A produção trabalha em marcha-ré. Parte da consagração às origens. Ou seja, o caminho inverso do compositor que, ao lado de Gonzagão, "fez favor" de criar Asa Branca, Qui Nem Jiló e Juazeiro - para não dizer mais um monte de canções - hoje tombadas pela história da MPB.
"Começamos a filmar em Nova Iorque (EUA), onde o baião tem expansão por meio de David Byrne e outros músicos. Fomos depois para o Rio de Janeiro. Lá, fizemos a contextualização: o encontro dele com Luiz Gonzaga, era a capital federal até então, centro cultural do País. No Ceará, voltamos às origens. Ele começa a estudar música em Iguatu (onde nasceu) e depois vai a Fortaleza. Aqui é a contemplação do baião. Daqui, passamos por Choró, Quixadá, Quixeramobim, até Iguatu. Depois, temos o Cariri - área onde as raízes do baião estão bem impregnadas", explica Lírio.
O segundo batente na capital acontece no Cantinho do Faustino. Restaurante ali na Varjota, onde o próprio chef de cozinha, o Faustino, ensina a receita do baião-de-dois. "O baião é slow food, não fast food. Comer algo de qualidade com tranqüilidade", explica o chef, às câmeras. Ele tem mesmo esse perfil: óculos de grau, fala cadenciada, uma lerdeza sadia que revela sobriedade.
São vários takes (tomadas) rápidos. Lírio fala entre um e outro. Dedicado à trilha sonora desde seus primeiros filmes, o diretor diz que, neste projeto, a obra do homenageado basta. Não à toa, ele garante que o documentário não quer corrigir nenhuma injustiça - em alusão ao fato de Humberto não ser reconhecido como Luiz Gonzaga. E sim pontuar a relevância do iguatuense. "Ele nunca se preocupou com isso, e dizia isso para o próprio Nirez (pesquisador cearense). Diz que se ele tivesse que cantar, o baião não tinha chegado onde chegou", lembra o diretor.
A cada take, o baião de Faustino cheira mais forte.
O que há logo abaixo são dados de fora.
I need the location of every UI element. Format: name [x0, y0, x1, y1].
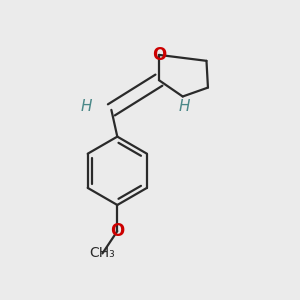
Text: H: H — [178, 98, 190, 113]
Text: O: O — [110, 222, 124, 240]
Text: CH₃: CH₃ — [90, 246, 115, 260]
Text: H: H — [80, 98, 92, 113]
Text: O: O — [152, 46, 166, 64]
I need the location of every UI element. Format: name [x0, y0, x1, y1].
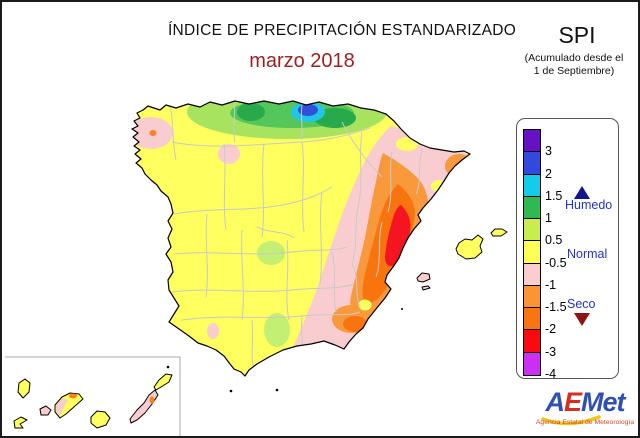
asturias-dark-green-spot: [237, 103, 265, 121]
small-territory-dots: [229, 308, 403, 393]
palencia-pink-spot: [218, 144, 240, 164]
canary-inset-border: [5, 356, 181, 436]
fuerteventura-orange-dot: [149, 396, 155, 404]
period-label: marzo 2018: [249, 50, 355, 72]
tenerife-orange-dot: [69, 393, 77, 399]
spi-anomaly-regions: [132, 101, 470, 350]
accumulation-note: (Acumulado desde el 1 de Septiembre): [510, 52, 638, 77]
page-title: ÍNDICE DE PRECIPITACIÓN ESTANDARIZADO: [167, 22, 517, 39]
murcia-deep-orange-core: [343, 316, 367, 332]
la-palma-island: [17, 378, 31, 399]
logo-letter-a: A: [545, 387, 564, 417]
legend-tick--3: -3: [545, 344, 557, 359]
legend-color-segment-2: [524, 152, 540, 175]
logo-yellow-swoosh-icon: [541, 415, 601, 426]
seville-pink-dot: [207, 323, 219, 339]
legend-tick-1.5: 1.5: [545, 188, 563, 203]
lanzarote-island: [153, 373, 173, 391]
seco-down-triangle-icon: [574, 313, 590, 326]
legend-color-segment--1: [524, 263, 540, 286]
menorca-island: [490, 228, 508, 237]
legend-color-segment-1: [524, 196, 540, 220]
logo-letter-e: E: [563, 387, 582, 417]
valencia-red-core: [385, 205, 411, 267]
index-abbreviation: SPI: [558, 22, 596, 48]
north-catalonia-yellow-patch: [396, 137, 418, 151]
legend-tick--0.5: -0.5: [545, 255, 567, 270]
legend-color-segment--1.5: [524, 285, 540, 309]
accumulation-note-line2: 1 de Septiembre): [533, 64, 615, 77]
legend-tick-2: 2: [545, 166, 552, 181]
logo-letters-met: Met: [581, 387, 625, 417]
legend-tick--1.5: -1.5: [545, 300, 567, 315]
legend-tick--1: -1: [545, 277, 557, 292]
legend-color-segment--3: [524, 330, 540, 353]
legend-tick-0.5: 0.5: [545, 233, 563, 248]
galicia-orange-dot: [149, 130, 157, 136]
legend-color-segment-0.5: [524, 219, 540, 242]
barcelona-coast-yellow-patch: [431, 180, 447, 192]
legend-color-segment--4: [524, 352, 540, 375]
tenerife-pink-area: [56, 398, 68, 416]
legend-tick-1: 1: [545, 211, 552, 226]
la-gomera-island: [39, 405, 52, 416]
formentera-island: [421, 285, 431, 291]
legend-color-segment-3: [524, 130, 540, 153]
alicante-yellow-dot: [358, 299, 372, 311]
peninsula-coastline: [131, 100, 471, 377]
legend-panel: 3 2 1.5 1 0.5 -0.5 -1 -1.5 -2 -3 -4 Humedo Normal …: [516, 118, 619, 381]
cantabria-blue-core: [298, 104, 318, 116]
humedo-up-triangle-icon: [574, 186, 590, 199]
ibiza-island: [416, 272, 431, 283]
seco-label: Seco: [567, 297, 596, 311]
legend-tick--2: -2: [545, 322, 557, 337]
girona-orange-blob: [445, 154, 470, 178]
legend-color-segment--2: [524, 308, 540, 331]
accumulation-note-line1: (Acumulado desde el: [524, 52, 624, 64]
logo-caption: Agencia Estatal de Meteorología: [535, 419, 635, 426]
legend-color-segment-1.5: [524, 174, 540, 197]
legend-tick--4: -4: [545, 367, 557, 381]
legend-tick-3: 3: [545, 144, 552, 159]
canary-islands: [13, 365, 173, 429]
fuerteventura-island: [129, 389, 159, 424]
gran-canaria-island: [90, 410, 111, 429]
normal-label: Normal: [567, 247, 608, 261]
legend-colorbar: [523, 129, 541, 376]
lanzarote-islet-dot: [166, 365, 170, 369]
balearic-islands: [416, 228, 508, 291]
mallorca-island: [455, 234, 484, 260]
province-borders: [169, 102, 423, 369]
jaen-light-green-blob: [264, 313, 290, 347]
humedo-label: Humedo: [565, 198, 613, 212]
el-hierro-island: [13, 416, 28, 429]
logo-brand-text: AEMet: [533, 387, 637, 417]
legend-color-segment--0.5: [524, 241, 540, 264]
aemet-logo: AEMet Agencia Estatal de Meteorología: [533, 387, 637, 436]
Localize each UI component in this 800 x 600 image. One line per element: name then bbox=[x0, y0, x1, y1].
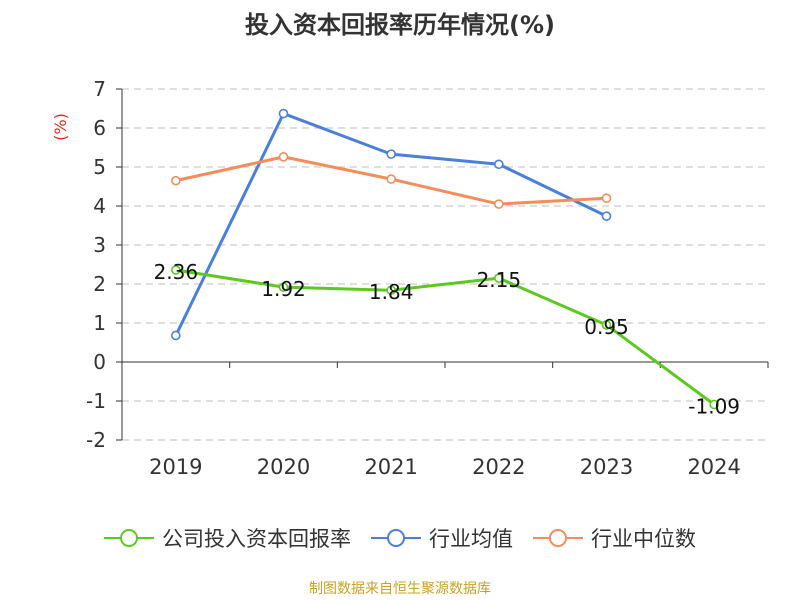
data-label: 2.36 bbox=[154, 260, 199, 284]
data-point bbox=[709, 399, 719, 410]
y-tick-label: 6 bbox=[93, 116, 106, 140]
legend-swatch bbox=[371, 528, 421, 548]
x-tick-label: 2020 bbox=[257, 455, 310, 479]
y-tick-label: 1 bbox=[93, 311, 106, 335]
data-point bbox=[494, 159, 504, 170]
series-line bbox=[175, 268, 716, 406]
y-tick-label: 3 bbox=[93, 233, 106, 257]
data-label: -1.09 bbox=[688, 395, 740, 419]
data-point bbox=[494, 273, 504, 283]
data-point bbox=[494, 199, 504, 209]
legend: 公司投入资本回报率 行业均值 行业中位数 bbox=[0, 520, 800, 556]
grid-layer bbox=[122, 88, 768, 441]
chart-title: 投入资本回报率历年情况(%) bbox=[245, 11, 555, 39]
x-tick-label: 2019 bbox=[149, 455, 202, 479]
y-tick-label: 5 bbox=[93, 155, 106, 179]
y-tick-label: 0 bbox=[93, 350, 106, 374]
y-tick-label: 4 bbox=[93, 194, 106, 218]
data-point bbox=[171, 265, 181, 275]
data-point bbox=[171, 175, 181, 186]
data-label: 0.95 bbox=[584, 315, 629, 339]
x-tick-label: 2022 bbox=[472, 455, 525, 479]
series-layer bbox=[171, 108, 719, 410]
y-tick-label: -2 bbox=[86, 428, 106, 452]
legend-label: 行业均值 bbox=[429, 527, 513, 551]
legend-item[interactable]: 行业中位数 bbox=[533, 523, 696, 553]
x-tick-label: 2021 bbox=[364, 455, 417, 479]
source-note: 制图数据来自恒生聚源数据库 bbox=[309, 581, 491, 597]
data-point bbox=[171, 330, 181, 341]
data-point bbox=[386, 149, 396, 159]
data-point bbox=[601, 320, 612, 330]
data-label: 2.15 bbox=[477, 268, 522, 292]
legend-label: 行业中位数 bbox=[591, 527, 696, 551]
data-point bbox=[601, 193, 612, 203]
label-layer: 2.36 1.92 1.84 2.15 0.95 -1.09 bbox=[154, 260, 740, 419]
data-label: 1.92 bbox=[261, 277, 306, 301]
legend-item[interactable]: 行业均值 bbox=[371, 523, 513, 553]
legend-swatch bbox=[104, 528, 154, 548]
data-label: 1.84 bbox=[369, 280, 414, 304]
legend-label: 公司投入资本回报率 bbox=[162, 527, 351, 551]
data-point bbox=[278, 152, 289, 162]
legend-swatch bbox=[533, 528, 583, 548]
data-point bbox=[278, 282, 289, 292]
y-axis-label: (%) bbox=[51, 113, 70, 141]
y-tick-label: 7 bbox=[93, 77, 106, 101]
data-point bbox=[601, 211, 612, 221]
y-tick-label: -1 bbox=[86, 389, 106, 413]
x-tick-label: 2023 bbox=[580, 455, 633, 479]
data-point bbox=[386, 174, 396, 184]
data-point bbox=[278, 108, 289, 119]
data-point bbox=[386, 285, 396, 296]
legend-item[interactable]: 公司投入资本回报率 bbox=[104, 523, 351, 553]
x-tick-label: 2024 bbox=[687, 455, 740, 479]
axis-layer: -2 -1 0 1 2 3 4 5 6 7 2019 2020 2021 2022 2023 2024 (%) bbox=[51, 77, 769, 479]
y-tick-label: 2 bbox=[93, 272, 106, 296]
Um cheiro absurdamente bom, espalhado por todo o restaurante. Se no fogo já era bom, pronto aquele prato deve ter sido melhor ainda: a equipe traçou uma bandeja farta que levava queijo, cuentro e banana por cima. "Quem come isso, faz filho de seis em seis meses. É afrodisíaco", dizia Denise, chamando atenção para as coordenadas do chef.